Sunday, February 05, 2006

Betty Friedan vs. Glenn Ford

This is like my fifteenth post about one line from one movie, but the death of Betty Friedan once again got me thinking of my least-favourite movie line of all time, from the movie The Courtship of Eddie's Father. I wrote about this recently in my post about why I like feminist movies and TV shows, but to repeat myself: Dina Merrill tells Glenn Ford that she wants to be defined as an individual, by her own work and accomplishments, instead of defining her life by her relationship to a husband or children; Glenn Ford scoffs: "You'll have to be satisfied with the vote; I don't think it'll ever become a national movement." This line is a perfect combination of several different kinds of wrongness: morally wrong, wrong in the context of the scene, and completely wrong as prognostication.

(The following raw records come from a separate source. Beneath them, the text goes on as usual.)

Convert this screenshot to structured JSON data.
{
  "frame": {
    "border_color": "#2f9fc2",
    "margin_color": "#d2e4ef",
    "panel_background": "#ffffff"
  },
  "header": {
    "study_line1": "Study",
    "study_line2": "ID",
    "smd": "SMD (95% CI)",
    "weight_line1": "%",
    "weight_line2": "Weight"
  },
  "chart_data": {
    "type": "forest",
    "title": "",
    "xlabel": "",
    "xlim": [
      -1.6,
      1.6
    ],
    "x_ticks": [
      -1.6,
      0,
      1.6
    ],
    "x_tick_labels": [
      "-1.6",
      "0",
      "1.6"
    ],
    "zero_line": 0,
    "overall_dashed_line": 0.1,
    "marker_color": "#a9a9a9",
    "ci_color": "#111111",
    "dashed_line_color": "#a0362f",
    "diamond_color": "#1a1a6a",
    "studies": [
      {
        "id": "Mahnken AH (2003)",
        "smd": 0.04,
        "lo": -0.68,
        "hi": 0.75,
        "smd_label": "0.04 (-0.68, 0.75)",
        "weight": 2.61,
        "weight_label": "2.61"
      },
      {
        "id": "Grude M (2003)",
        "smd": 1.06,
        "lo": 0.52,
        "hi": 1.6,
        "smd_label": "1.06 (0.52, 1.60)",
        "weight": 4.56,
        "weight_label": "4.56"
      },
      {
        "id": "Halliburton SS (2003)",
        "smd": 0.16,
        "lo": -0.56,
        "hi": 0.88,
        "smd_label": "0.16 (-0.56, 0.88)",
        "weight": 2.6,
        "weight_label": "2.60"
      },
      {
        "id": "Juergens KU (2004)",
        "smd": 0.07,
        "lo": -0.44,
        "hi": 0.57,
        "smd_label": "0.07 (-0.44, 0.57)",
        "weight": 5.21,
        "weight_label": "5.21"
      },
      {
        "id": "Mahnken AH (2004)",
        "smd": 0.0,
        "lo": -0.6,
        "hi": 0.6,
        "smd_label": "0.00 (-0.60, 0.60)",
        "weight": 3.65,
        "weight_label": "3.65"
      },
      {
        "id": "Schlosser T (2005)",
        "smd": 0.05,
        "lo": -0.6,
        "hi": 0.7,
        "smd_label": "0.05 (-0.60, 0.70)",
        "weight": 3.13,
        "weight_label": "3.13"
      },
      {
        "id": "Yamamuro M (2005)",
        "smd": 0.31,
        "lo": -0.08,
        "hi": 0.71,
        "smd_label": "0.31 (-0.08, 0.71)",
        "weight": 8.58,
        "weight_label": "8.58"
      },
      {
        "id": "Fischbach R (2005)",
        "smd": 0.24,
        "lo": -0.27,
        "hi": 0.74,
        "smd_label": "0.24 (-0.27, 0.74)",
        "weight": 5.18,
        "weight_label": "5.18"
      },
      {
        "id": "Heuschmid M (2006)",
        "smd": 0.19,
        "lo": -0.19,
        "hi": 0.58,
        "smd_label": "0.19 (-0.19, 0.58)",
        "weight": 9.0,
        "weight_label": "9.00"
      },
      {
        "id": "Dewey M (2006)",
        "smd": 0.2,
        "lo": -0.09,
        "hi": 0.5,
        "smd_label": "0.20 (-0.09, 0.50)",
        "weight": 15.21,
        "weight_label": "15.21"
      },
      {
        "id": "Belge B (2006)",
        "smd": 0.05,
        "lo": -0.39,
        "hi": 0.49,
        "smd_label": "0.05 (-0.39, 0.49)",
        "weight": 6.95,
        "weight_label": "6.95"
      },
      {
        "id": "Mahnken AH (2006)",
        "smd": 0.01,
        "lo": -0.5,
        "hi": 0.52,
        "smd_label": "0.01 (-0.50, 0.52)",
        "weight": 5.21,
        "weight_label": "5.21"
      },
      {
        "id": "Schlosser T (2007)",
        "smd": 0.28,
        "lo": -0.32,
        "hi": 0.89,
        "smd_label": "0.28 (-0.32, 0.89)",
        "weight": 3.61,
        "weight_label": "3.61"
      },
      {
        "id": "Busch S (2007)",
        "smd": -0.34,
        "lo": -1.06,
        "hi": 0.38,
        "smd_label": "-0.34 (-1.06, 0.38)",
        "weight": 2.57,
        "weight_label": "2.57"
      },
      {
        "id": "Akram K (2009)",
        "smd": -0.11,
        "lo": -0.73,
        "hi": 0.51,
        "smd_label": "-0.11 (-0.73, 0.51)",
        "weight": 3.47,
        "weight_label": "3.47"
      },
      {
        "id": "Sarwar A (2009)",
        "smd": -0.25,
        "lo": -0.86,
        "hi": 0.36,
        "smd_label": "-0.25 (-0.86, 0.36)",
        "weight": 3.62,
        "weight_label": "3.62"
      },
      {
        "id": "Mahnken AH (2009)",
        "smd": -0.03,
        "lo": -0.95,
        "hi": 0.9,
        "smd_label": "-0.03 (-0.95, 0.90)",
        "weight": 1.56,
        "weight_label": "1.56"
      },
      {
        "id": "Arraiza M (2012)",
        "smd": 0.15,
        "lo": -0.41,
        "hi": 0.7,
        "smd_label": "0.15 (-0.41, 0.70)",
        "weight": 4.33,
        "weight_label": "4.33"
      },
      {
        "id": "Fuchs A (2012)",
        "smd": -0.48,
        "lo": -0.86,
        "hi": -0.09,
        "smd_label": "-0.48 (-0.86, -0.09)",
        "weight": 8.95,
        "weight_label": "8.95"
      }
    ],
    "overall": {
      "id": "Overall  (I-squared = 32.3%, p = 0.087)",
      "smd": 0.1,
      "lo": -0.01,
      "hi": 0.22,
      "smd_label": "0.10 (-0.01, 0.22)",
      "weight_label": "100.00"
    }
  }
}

But what Friedan's death reminded me of is this: The Courtship of Eddie's Father came out early in 1963, meaning it was filmed in 1962. The same year it came out -- probably in the summer -- Friedan's book The Feminine Mystique was published. That means that Ford's line was not only wrong in predicting the future, but it was instantly proven wrong: the movie predicted that feminism would never become a national movement the same year that a book came out that kick-started feminism as a national movement. So it's sort of the highest level of wrongness that one line from a movie can attain.

It's also a reminder (the whole movie is a reminder, actually) of why that book was necessary.